İçerideki kameraya baktığımda İlke Savaş'ın yardımıyla yerinden kalktı. Ameliyat masasına oturduğunda başını ovaladı. Savaş ise İlke'nin saçlarını geriye doğru çekti. Bildiğin aşk yaşanıyor birkaç metre ötemizde.
"Öhö öhö." Rahatsız etmek istemezdim ama görevden sonra konuşmaları gereken bir konuydu bu.
"Anladık Kurt, birazdan adamların yanına gideceğiz sakin ol." Dediğinde Ahenk'in yanına oturdum ve kollarımı destek olurcasına ona sardım. Başını göğsüme koydu. Sevdiklerinin canını yakmak ona acı veriyordu.

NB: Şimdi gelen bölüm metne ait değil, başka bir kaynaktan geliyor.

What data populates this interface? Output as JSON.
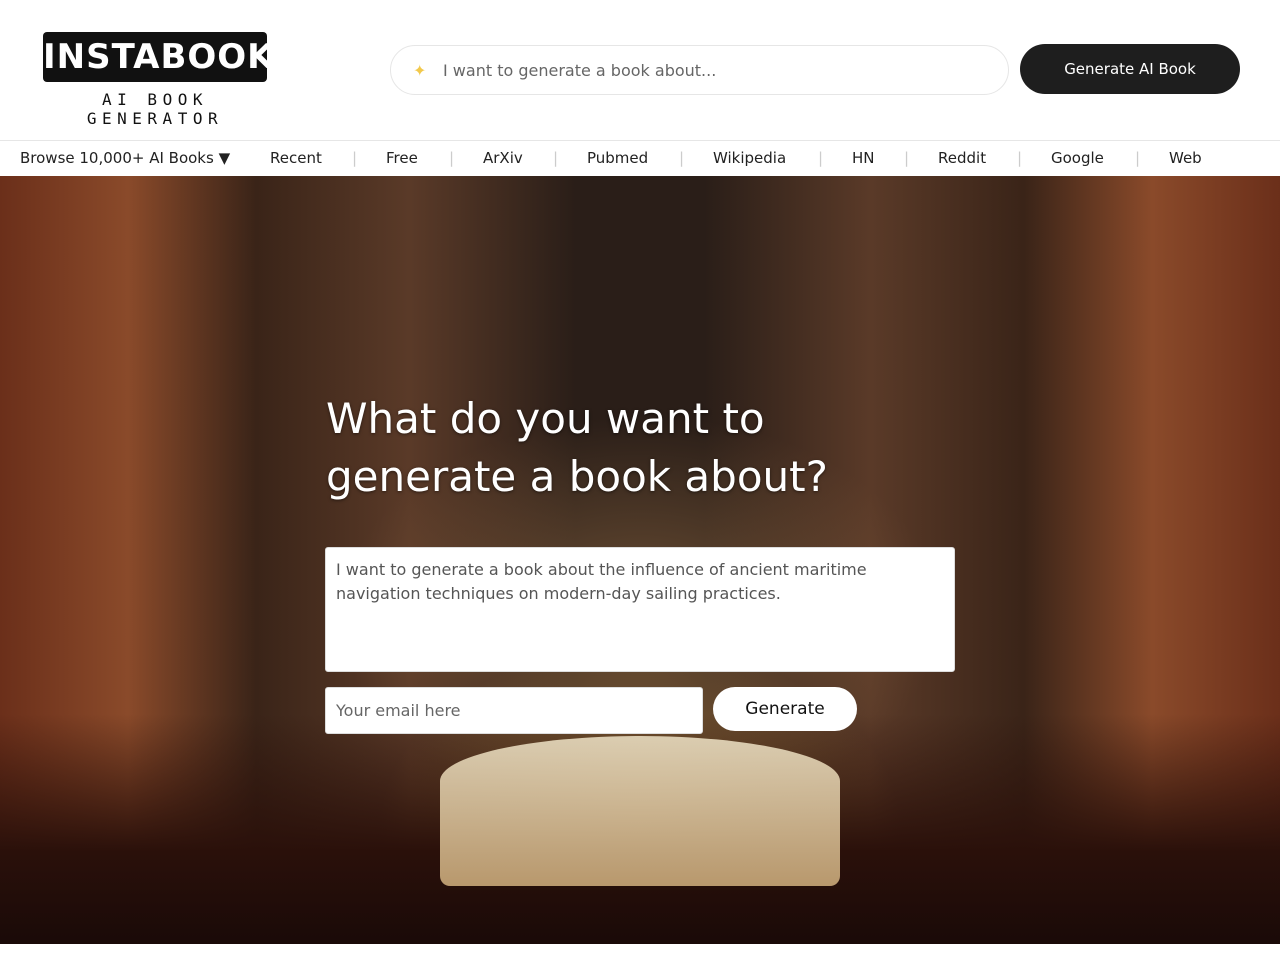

"Tamam, bu kadar duygulu bir sahne yeter. Benim yaşam tarzımı bilmiyor musun? Birisi tarafından delice sevilmek size güç verir, birisini delice sevmek ise cesaret. Sizin acı çekmenize dayanamıyorum ne yapabilirim." Diyerek ayaklandı ve yanaklarına hafifçe vurdu.
"İçimi şişirdiniz bu duygu patlamasıyla biri âşık diğeri dostlarını canını yakmaktan korkuyor. Aşk filmi mi çekiyoruz burada?" diye sitem sesini duyunca bir an için Engin'e hak verdim. Ellerimi çırptım ve ayağa kalktım. "Tamam, millet aşk filmi aksiyon filmine dönecek hazır olun. Savaş, İlke hazırsanız adamlara hazır olduğunuzu söyleyin ve boş bulundukları anda çökün gırtlaklarına, biz hemen arkanızdayız." Dediğimde herkes ayaklanmıştı. Savaş ve İlke adamlara iyi olduklarını söyleyip ve vücut boşluklarına uyuşturucu yerleştirildiğine dair karın boşluklarını gösterip yola çıktılar. Bizde peşlerinden yola çıktık. Bahadır arabayı kullanıyordu, Ahenk ise hemen yanındaydı. Engin yine aynı pervasızlığıyla koltuğa yayılmış olayın aksiyona dönmesini bekliyordu.
Adamlar gecenin karanlığında otobanda yolun kenarında durunca teslimatın burada yapılacağını anladım. Fark ettirmemek adına biraz gerilerinde durduk. Adamlar arabadan indiğinde İlke ve Savaş da onları takip ederek karşılarında duran adamların yanına gittiler. Adamlar siyah bir çanta ile parayı teslim edince Bahadır'ın ıslık çalmasıyla Savaş ve İlke ayak bileklerine sakladıkları tabancaları çılartıp adamlara doğrultunca olay çorap söküğü gibi gelmişti. E haliyle bize ihtiyaç kalmamıştı. Yanlarına giderken İlke adamları kelepçeliyordu, herkes paket olduğunda İlke elindeki silahı beline yerleştirdi ve karnının durumuna bakmak için açtı. Zorladığından dolayı kanıyordu.
Engin hemen sağlık ekipmanlarını getirdiğinde Savaş herkese engel olarak tamponu eline aldı ve yere dizini koyarak İlke'nin kanayan dikişlerine bastırdı. Aksiyon filminin sonunu aşk ile bitirmeye kararlıydı bunlar.
Adım adım geliyorduk.
Geliyorduk ve emin adımlar atıyorduk.
Yeri sarsarak geliyorduk. Bekle bakalım Haktan Bey seni bitirmeye geliyoruz. Sana sonu yaşatmaya geliyoruz.